The school teams are known as the Edison Inventors.

History 
The Rochester Factory School was established in 1908. In 1911 it was moved to a building in Exposition Park (which had formerly housed the Western House of Refuge, a reform school) owned by the district, and around 1913 the name was changed to the Rochester Shop School. It was moved to a different building in the park in 1917, and in 1918 to another building at Joseph Avenue and Avenue D. In 1926 it was moved again, to several floors of a building on the grounds of the Bausch & Lomb Optical Company plant. In 1931, the name was changed to the Thomas Alva Edison Technical and Industrial High School, and soon shortened to Edison Technical School.

In the fall of 1940, Edison Tech moved yet again into the former Washington High School on Clifford Avenue, now with 1400 students. The former students and staff of Washington High were relocated to Benjamin Franklin High School. This included 1300 pupils and 47 teachers. Finally, Edison Tech moved into is current location at 655 Colfax St. in the fall of 1979. 
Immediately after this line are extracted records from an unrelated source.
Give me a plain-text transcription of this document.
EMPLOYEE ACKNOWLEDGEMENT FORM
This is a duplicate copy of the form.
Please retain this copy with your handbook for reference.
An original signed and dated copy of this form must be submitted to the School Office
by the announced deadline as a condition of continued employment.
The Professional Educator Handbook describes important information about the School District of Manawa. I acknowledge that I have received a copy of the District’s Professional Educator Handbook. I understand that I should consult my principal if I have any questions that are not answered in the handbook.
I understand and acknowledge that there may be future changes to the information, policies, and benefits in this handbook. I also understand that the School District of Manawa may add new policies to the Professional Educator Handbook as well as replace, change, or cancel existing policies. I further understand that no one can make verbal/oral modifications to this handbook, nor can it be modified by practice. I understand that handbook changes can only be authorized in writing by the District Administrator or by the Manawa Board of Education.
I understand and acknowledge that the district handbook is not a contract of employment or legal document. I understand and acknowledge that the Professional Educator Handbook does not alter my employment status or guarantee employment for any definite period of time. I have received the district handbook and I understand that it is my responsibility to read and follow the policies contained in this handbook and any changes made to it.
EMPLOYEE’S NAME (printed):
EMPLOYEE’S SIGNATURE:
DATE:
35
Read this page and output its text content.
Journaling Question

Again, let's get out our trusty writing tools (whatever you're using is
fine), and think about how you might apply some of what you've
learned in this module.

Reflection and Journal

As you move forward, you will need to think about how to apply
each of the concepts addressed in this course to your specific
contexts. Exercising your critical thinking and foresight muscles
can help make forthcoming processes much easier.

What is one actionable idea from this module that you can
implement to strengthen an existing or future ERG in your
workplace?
In the 1990s Edison Tech was converted to the Edison Technical Education Center, housing a group of CTE programs which would subsequently be established, abolished and combined in various ways. Students share the same site and operate a single combined sports program, which still uses the Edison Tech name; the community perceives that the students go to "Edison Tech".  As of 2013, reports from a state agency concluded that the new schools were failing to meet the needs of 21st-century employers, and offered a number of possible solutions, none of which involved re-establishing the traditional Edison Tech.